Heat Sinks Made Easy
The first line of defense in the thermal management of any small electronics is the heat sink. A heat sink is a device that is used to help provide solutions for overheating electronics by keeping them from overheating. Heat sinks work with junctions in order to keep things cool.
Consider, for a moment, the thermal management system of your own computer. The heat sink on your computer is secured to the microprocessor to absorb its heat and dissipate this heat into the air while you work. Generally speaking, the temperature of the microprocessor chip should not exceed 122 F – 131 F (50-55C) at its maximum capacity. In a standard Intel computer, the heat sink is found on the microprocessor’s side, or on top of it for computers that have a ZIF socket. Most heat sinks are secured to the microprocessor with a clip, and thermal grease will act as a seal to absorb heat between the two.

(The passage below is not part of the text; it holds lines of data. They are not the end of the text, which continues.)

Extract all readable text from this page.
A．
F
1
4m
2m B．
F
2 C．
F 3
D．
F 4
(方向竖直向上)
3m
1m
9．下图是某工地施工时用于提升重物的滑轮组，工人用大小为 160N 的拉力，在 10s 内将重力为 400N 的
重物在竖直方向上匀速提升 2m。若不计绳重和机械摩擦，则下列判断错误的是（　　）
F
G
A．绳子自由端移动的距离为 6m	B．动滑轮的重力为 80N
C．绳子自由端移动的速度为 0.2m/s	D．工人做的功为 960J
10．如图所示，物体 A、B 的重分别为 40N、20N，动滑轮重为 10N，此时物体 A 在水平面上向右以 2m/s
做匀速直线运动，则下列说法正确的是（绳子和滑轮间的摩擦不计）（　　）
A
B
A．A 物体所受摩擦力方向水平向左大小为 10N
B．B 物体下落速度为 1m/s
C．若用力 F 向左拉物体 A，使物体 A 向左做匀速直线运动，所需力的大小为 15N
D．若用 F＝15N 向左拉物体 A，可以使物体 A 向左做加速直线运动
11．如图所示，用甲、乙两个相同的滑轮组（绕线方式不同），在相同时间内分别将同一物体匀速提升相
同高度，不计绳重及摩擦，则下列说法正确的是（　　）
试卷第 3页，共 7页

The heat sink will come with the electronics device, and may or may not have a fan. A passive heat sink dissipates heat directly into the environment around it, while an active heat sink has a fan attached, and may be referred to as heat sink/fan (HSF). Thermal resistance is a critical function of heat sinks, and refers to the measure of the element’s ability to dissipate heat efficiently. The best heat sinks then are the ones that have a large surface area that can offer good airflow in order to dissipate heat efficiently.
The heat sink functions through direct contact or proximity with the junction, which, as we mentioned in a previous post, is the hottest point of a processor in an electronic device. The heat that is generated by the energy that is consumed by the processor flows from the junction to the heat sink, which takes the heat and dissipates it into the air. The goal of course is to see a reduction in thermal resistance. Electronics designers today seeking thermal solutions for overheating electronics then need to determine how and when to use heat sinks through calculations of thermal resistance and thermal circuit models with Ohm’s Law.